I sit here writing this on the very day that Justice Amy Coney Barrett was appointed to the Supreme Court of the United States, securing a conservative majority that will very likely erode or eliminate Roe v. Wade and dismantle reproductive rights in my country for generations. At its core, Swallow is a film about body autonomy, about a woman reclaiming ownership of her personhood from an oppressive, patriarchal family who views her as a possession and vessel. With the loss of a woman’s right to choose in my country, which now seems inevitable, we lose an essential commitment to the right of all people to determine what happens to their bodies. My grandmother never had the choice about what happened to her body, to her brain. That choice was made for her by her husband and doctors. I saw what that loss of choice did to her, the effect it had on her both physically, with the destruction of her sense of taste and smell, and mentally, with the agoraphobia she subsequently developed. 
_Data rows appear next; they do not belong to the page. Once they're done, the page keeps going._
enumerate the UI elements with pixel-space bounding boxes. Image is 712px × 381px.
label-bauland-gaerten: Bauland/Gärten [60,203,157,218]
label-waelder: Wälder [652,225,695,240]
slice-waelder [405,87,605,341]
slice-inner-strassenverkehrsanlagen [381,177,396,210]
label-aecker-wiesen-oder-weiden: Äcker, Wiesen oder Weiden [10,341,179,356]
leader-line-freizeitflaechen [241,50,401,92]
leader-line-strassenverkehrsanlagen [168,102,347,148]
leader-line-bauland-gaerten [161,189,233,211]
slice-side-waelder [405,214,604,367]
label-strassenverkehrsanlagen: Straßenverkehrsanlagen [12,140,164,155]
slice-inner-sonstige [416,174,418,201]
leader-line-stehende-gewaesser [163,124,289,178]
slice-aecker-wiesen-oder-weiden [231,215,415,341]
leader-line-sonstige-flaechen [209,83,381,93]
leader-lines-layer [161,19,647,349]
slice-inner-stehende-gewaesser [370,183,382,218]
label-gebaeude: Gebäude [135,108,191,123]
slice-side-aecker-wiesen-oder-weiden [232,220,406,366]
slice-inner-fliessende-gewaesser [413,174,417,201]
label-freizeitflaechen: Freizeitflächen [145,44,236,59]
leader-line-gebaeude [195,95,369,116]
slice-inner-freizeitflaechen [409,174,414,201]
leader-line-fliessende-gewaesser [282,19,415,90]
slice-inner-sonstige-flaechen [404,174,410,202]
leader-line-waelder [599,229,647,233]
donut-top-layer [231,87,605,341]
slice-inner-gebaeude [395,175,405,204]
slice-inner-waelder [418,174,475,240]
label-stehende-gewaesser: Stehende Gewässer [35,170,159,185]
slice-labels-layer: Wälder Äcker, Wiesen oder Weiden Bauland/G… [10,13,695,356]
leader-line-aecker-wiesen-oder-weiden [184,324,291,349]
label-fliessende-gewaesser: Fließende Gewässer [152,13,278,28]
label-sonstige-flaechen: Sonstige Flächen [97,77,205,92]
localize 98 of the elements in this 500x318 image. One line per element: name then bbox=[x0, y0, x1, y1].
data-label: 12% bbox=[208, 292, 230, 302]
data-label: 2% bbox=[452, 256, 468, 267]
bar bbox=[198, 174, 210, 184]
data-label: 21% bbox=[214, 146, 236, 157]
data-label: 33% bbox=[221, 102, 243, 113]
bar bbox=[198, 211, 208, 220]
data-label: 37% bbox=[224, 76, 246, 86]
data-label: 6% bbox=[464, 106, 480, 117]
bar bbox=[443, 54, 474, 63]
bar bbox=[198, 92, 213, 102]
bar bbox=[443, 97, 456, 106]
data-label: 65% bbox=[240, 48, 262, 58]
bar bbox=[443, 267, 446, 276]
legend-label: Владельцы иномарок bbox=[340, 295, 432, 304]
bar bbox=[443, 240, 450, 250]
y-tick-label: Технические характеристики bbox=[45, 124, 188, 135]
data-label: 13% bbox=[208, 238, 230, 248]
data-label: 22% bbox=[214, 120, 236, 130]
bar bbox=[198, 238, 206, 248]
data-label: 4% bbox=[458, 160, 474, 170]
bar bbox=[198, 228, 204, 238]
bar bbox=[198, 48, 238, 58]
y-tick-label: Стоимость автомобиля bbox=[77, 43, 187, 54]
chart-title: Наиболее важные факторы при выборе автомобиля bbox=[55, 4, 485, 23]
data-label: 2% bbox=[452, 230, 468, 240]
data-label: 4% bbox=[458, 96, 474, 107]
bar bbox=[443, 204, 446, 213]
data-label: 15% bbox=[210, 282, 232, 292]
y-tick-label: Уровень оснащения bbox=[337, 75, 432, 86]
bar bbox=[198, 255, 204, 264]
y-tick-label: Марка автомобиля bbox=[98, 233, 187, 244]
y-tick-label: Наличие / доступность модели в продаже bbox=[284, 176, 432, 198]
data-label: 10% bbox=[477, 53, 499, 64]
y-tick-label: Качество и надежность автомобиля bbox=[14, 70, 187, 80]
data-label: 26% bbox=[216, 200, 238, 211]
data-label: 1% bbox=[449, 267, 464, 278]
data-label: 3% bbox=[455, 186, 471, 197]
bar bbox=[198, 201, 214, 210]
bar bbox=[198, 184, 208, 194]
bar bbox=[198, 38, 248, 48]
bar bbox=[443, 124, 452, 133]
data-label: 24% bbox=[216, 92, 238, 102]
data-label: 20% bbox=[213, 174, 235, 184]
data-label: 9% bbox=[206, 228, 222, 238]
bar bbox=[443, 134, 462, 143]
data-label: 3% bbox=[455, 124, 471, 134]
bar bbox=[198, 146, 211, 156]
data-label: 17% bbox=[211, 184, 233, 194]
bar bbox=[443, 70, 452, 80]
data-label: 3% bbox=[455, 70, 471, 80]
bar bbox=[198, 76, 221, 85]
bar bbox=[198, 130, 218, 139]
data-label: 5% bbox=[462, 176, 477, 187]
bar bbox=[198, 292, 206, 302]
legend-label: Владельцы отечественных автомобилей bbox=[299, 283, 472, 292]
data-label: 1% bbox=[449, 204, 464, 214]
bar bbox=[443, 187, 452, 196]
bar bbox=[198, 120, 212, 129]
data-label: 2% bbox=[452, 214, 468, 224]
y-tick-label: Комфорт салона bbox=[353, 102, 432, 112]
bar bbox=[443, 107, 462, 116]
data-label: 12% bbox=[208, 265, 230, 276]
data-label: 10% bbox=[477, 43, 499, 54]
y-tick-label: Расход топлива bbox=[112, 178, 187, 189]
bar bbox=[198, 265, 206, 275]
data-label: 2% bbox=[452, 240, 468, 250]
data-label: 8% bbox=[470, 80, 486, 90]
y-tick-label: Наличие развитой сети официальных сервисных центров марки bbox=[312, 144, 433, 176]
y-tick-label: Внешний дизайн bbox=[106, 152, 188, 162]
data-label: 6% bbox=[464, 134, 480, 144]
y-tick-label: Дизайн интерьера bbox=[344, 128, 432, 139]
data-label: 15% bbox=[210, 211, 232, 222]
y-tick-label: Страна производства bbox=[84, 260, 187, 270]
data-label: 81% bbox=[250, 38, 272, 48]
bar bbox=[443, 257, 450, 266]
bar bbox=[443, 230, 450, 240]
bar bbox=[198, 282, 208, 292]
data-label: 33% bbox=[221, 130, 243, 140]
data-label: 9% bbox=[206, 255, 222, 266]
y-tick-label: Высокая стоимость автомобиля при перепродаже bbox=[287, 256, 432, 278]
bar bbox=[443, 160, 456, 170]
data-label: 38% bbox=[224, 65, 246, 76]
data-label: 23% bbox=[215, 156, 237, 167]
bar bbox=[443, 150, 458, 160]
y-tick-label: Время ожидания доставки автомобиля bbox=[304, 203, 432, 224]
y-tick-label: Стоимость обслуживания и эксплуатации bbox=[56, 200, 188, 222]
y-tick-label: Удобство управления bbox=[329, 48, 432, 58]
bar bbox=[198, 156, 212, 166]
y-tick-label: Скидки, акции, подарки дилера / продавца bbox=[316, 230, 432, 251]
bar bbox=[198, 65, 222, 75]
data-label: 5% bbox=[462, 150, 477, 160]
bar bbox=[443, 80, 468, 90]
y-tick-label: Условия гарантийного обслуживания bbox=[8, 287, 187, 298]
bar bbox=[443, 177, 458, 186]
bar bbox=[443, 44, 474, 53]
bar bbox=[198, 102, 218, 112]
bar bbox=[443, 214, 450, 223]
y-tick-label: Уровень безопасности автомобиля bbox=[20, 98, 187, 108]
It is a dismal day here in the United States, a time when systemic racism, sexism, xenophobia, homophobia, transphobia, anti-Semitism, and conspiracy theories continue to virulently infect my country. President Trump has stoked those fires of hate and division with every breath, but, thankfully, the majority of us are moving towards a progressive future. I believe a restorative future is on the horizon. I truly believe cinematic storytelling can fight prejudice, increase empathy, and make people feel seen. I hope Swallow is considered part of that movement.